Tahukah kamu, berpapasan denganmu merupakan kebetulan yang selalu kuharapkan?
Tahukah kamu, mendengarmu menjawab sapaanku merupakan nyanyian terindah dari apapun?
Tahukah kamu, melihatmu tersenyum padaku merupakan kebanggaan tersendiri?
Katakan aku bukan merayumu, aku bukan

alayers, aku tidak bermaksud mencuri hatimu, tetapi aku hanya memujimu. Kumohon jangan benci dengan tingkahku...
Kamu harus tahu, memujimu adalah tanda bahwa ada banyak keistimewaan di dalam jiwamu. Kepribadianmu yang ramah, murah senyum, baik hati, dan agamis tak bosan-bosannya kuucapkan. Tak bosan aku curahkan dalam paragraf yang selalu menemani malamku. Tak bosan aku memasukkan diksi namamu di dalam bait puisiku. Tak bosannya kusebut namamu dalam daftar doaku. Jangan benci aku.
Kamu juga harus tahu, aku selalu berharap bahwa sapaan dan senyuman itu datang dari hatimu sesekali. Mulailah dari dirimu. Aku ingin kamu yang menyapaku lalu aku menjawab sapaanmu. Aku ingin kamu tersenyum padaku lalu aku membalas senyumanmu. Mudah bukan? Bagiku mudah mengatakan ini semua, namun mungkin hatimu akan sulit menerima.
Dulu aku pernah berkata dalam hati, bahwa rasaku tak muluk-muluk untuk diterima. Aku hanya ingin rasaku dihargai. Memberiku sapaan dan senyuman adalah lebih dari cukup karena rasanya saja lebih berarti, namun hal ini hanyalah keinginan yang hanya sebatas keinginan. Kapan kamu akan menyapaku duluan? Aku selalu menantimu. Berjanjilah.
Seperti mendapat malam yang sangat kelam dalam hidupku, aku menghentikan usahaku.
Ketahuilah, ada hari puncak di mana aku memahami rasamu yang sebenarnya. Aku baru membaca ini semua dengan perasaan sesal. Aku telah menyadari bagaimana menjadi kamu dan betapa bodohnya aku yang berdiam diri merasa bahagia menikmati indahnya merasa dan aku tak pernah pikirkan bagaimana denganmu? Lewat keinginan aku selalu memaksamu untuk mengerti rasaku.

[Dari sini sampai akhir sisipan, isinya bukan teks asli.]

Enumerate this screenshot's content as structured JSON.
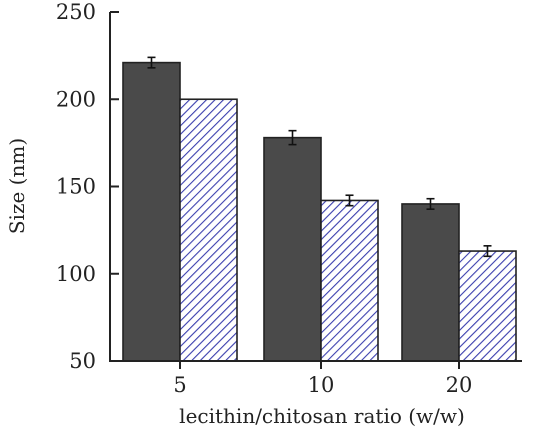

Kumohon dengarkan aku, dengarkan aku yang baru saja belajar tentangmu, dan jangan berhenti membaca baitku sampai di sini...
Ketika kumemanggilmu, aku tahu senyummu menyembunyikan perasaan yang menurutku itu siluet kepedihan. Kamu malu menerima semua yang terjadi apalagi bila bersama temanmu, bukankah kamu tambah dipermainkan oleh mereka karena ada aku yang mengusikmu? Seakan kamu ingin tak ada lagi pertemuan denganku agar terhindar dari rasa yang mencekik. Kamu ingin bebas, bahkan bila boleh memilih, kamu menginginkan hal ini bukanlah aku yang melakukan, namun gadis yang kamu sukai. Bukankah begitu? Berpikir sejenak, kenapa harus aku? Apakah itu yang ada di pikiranmu? Kumohon jangan benci aku, aku hanya merasakan seperti ini.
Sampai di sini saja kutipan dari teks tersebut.